A search of thousands of feral greylag and Canada geese produced a group of smaller barnacle geese, perhaps also of feral origin although I liked to think they were truly wild, arriving from their breeding grounds in Spitsbergen and heading for Caerlaverock on the Solway. One lucky person glimpsed a bittern, probably an arrival from the continent. Hordes of lapwings and golden plovers erupted from time to time but I scanned the sky in vain for a marauding raptor.

The other reserve was the Laguna de Fuente de Piedra, near Antequera in Andalucia, Spain’s biggest natural lake and a reserve I have visited many times. A shallow soda lake it can, depending on its water level, support huge numbers of flamingos with 24,000 pairs raising 20,000 young this year.

Most had departed southwards but several thousand remained, scattered around the lake or moving in pale pink lines, their heads immersed in the water. They would occasionally rise in surprisingly graceful flight to show bursts of vivid red and black in their wings.

The first wintering cranes had arrived, a flock feeding in stubble fields along the lake edge. A year previously, in the last week of October, we had seen lines of cranes passing over southwest France on an earlier leg of their migration, so it was good to see them at the end of their journey.

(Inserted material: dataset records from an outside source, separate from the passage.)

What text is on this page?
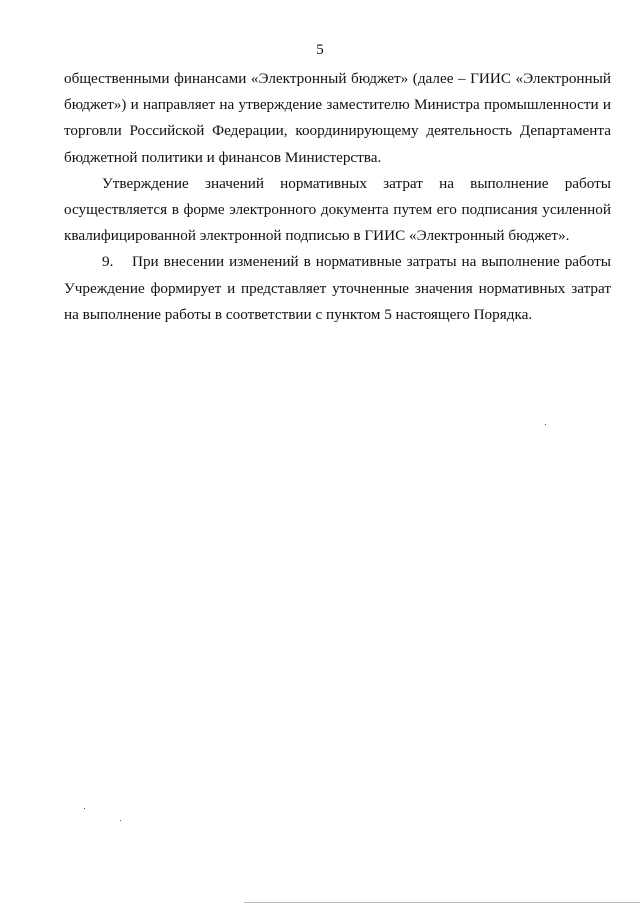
5

общественными финансами «Электронный бюджет» (далее – ГИИС «Электронный бюджет») и направляет на утверждение заместителю Министра промышленности и торговли Российской Федерации, координирующему деятельность Департамента бюджетной политики и финансов Министерства.

Утверждение значений нормативных затрат на выполнение работы осуществляется в форме электронного документа путем его подписания усиленной квалифицированной электронной подписью в ГИИС «Электронный бюджет».

9. При внесении изменений в нормативные затраты на выполнение работы Учреждение формирует и представляет уточненные значения нормативных затрат на выполнение работы в соответствии с пунктом 5 настоящего Порядка.
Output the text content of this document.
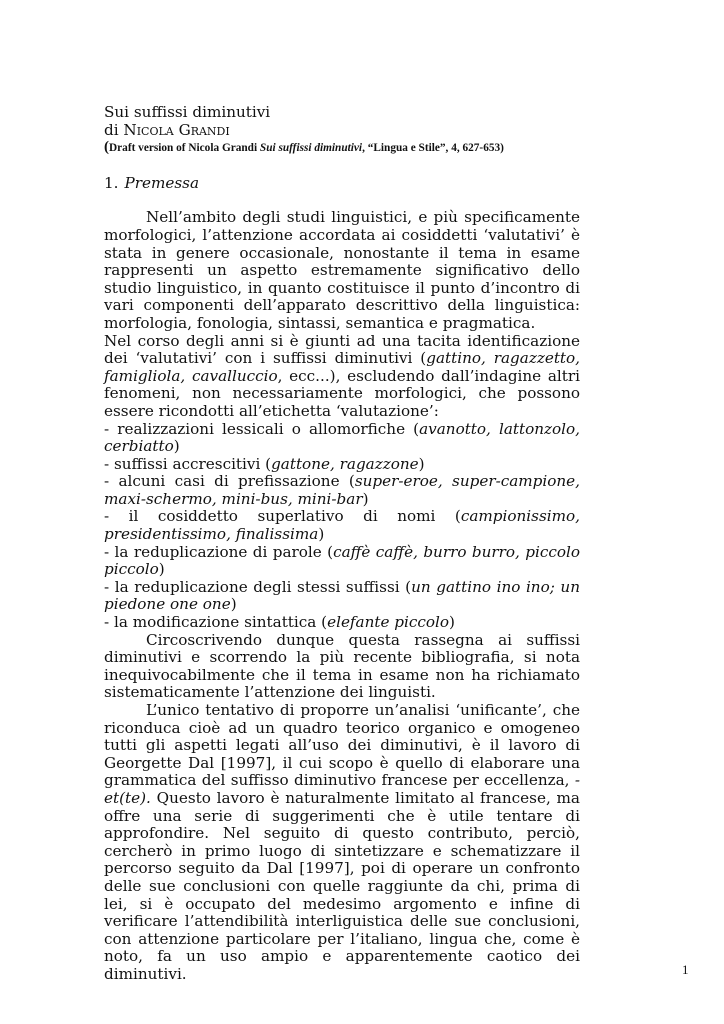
Sui suffissi diminutivi
di Nicola Grandi
(Draft version of Nicola Grandi Sui suffissi diminutivi, “Lingua e Stile”, 4, 627-653)
1. Premessa

Nell’ambito degli studi linguistici, e più specificamente morfologici, l’attenzione accordata ai cosiddetti ‘valutativi’ è stata in genere occasionale, nonostante il tema in esame rappresenti un aspetto estremamente significativo dello studio linguistico, in quanto costituisce il punto d’incontro di vari componenti dell’apparato descrittivo della linguistica: morfologia, fonologia, sintassi, semantica e pragmatica.

Nel corso degli anni si è giunti ad una tacita identificazione dei ‘valutativi’ con i suffissi diminutivi (gattino, ragazzetto, famigliola, cavalluccio, ecc...), escludendo dall’indagine altri fenomeni, non necessariamente morfologici, che possono essere ricondotti all’etichetta ‘valutazione’:

- realizzazioni lessicali o allomorfiche (avanotto, lattonzolo, cerbiatto)

- suffissi accrescitivi (gattone, ragazzone)

- alcuni casi di prefissazione (super-eroe, super-campione, maxi-schermo, mini-bus, mini-bar)

- il cosiddetto superlativo di nomi (campionissimo, presidentissimo, finalissima)

- la reduplicazione di parole (caffè caffè, burro burro, piccolo piccolo)

- la reduplicazione degli stessi suffissi (un gattino ino ino; un piedone one one)

- la modificazione sintattica (elefante piccolo)

Circoscrivendo dunque questa rassegna ai suffissi diminutivi e scorrendo la più recente bibliografia, si nota inequivocabilmente che il tema in esame non ha richiamato sistematicamente l’attenzione dei linguisti.

L’unico tentativo di proporre un’analisi ‘unificante’, che riconduca cioè ad un quadro teorico organico e omogeneo tutti gli aspetti legati all’uso dei diminutivi, è il lavoro di Georgette Dal [1997], il cui scopo è quello di elaborare una grammatica del suffisso diminutivo francese per eccellenza, -et(te). Questo lavoro è naturalmente limitato al francese, ma offre una serie di suggerimenti che è utile tentare di approfondire. Nel seguito di questo contributo, perciò, cercherò in primo luogo di sintetizzare e schematizzare il percorso seguito da Dal [1997], poi di operare un confronto delle sue conclusioni con quelle raggiunte da chi, prima di lei, si è occupato del medesimo argomento e infine di verificare l’attendibilità interliguistica delle sue conclusioni, con attenzione particolare per l’italiano, lingua che, come è noto, fa un uso ampio e apparentemente caotico dei diminutivi.	1
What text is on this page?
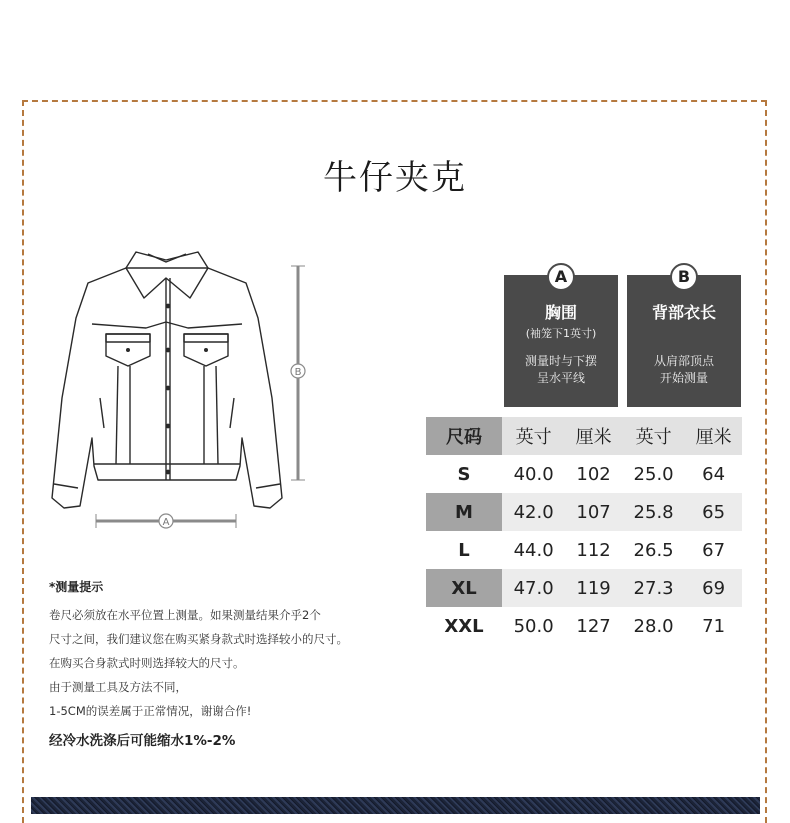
牛仔夹克
B
A
A
胸围
(袖笼下1英寸)
测量时与下摆
呈水平线
B
背部衣长
从肩部顶点
开始测量
尺码	英寸	厘米	英寸	厘米
S	40.0	102	25.0	64
M	42.0	107	25.8	65
L	44.0	112	26.5	67
XL	47.0	119	27.3	69
XXL	50.0	127	28.0	71
*测量提示
卷尺必须放在水平位置上测量。如果测量结果介乎2个
尺寸之间，我们建议您在购买紧身款式时选择较小的尺寸。
在购买合身款式时则选择较大的尺寸。
由于测量工具及方法不同，
1-5CM的误差属于正常情况，谢谢合作!
经冷水洗涤后可能缩水1%-2%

Having searched the Saltholme skies for peregrines and marsh harriers, at the Laguna I watched a dozen marsh harriers flying in to a reedbed roost, while a peregrine unsuccessfully harried a lapwing. Saltholme harboured a few shovelers while, at the Laguna, these ducks numbered hundreds, building towards a winter peak of 25,000, their numbers perhaps affected by the shoveler’s known sensitivity to the frozen conditions of recent northern European winters.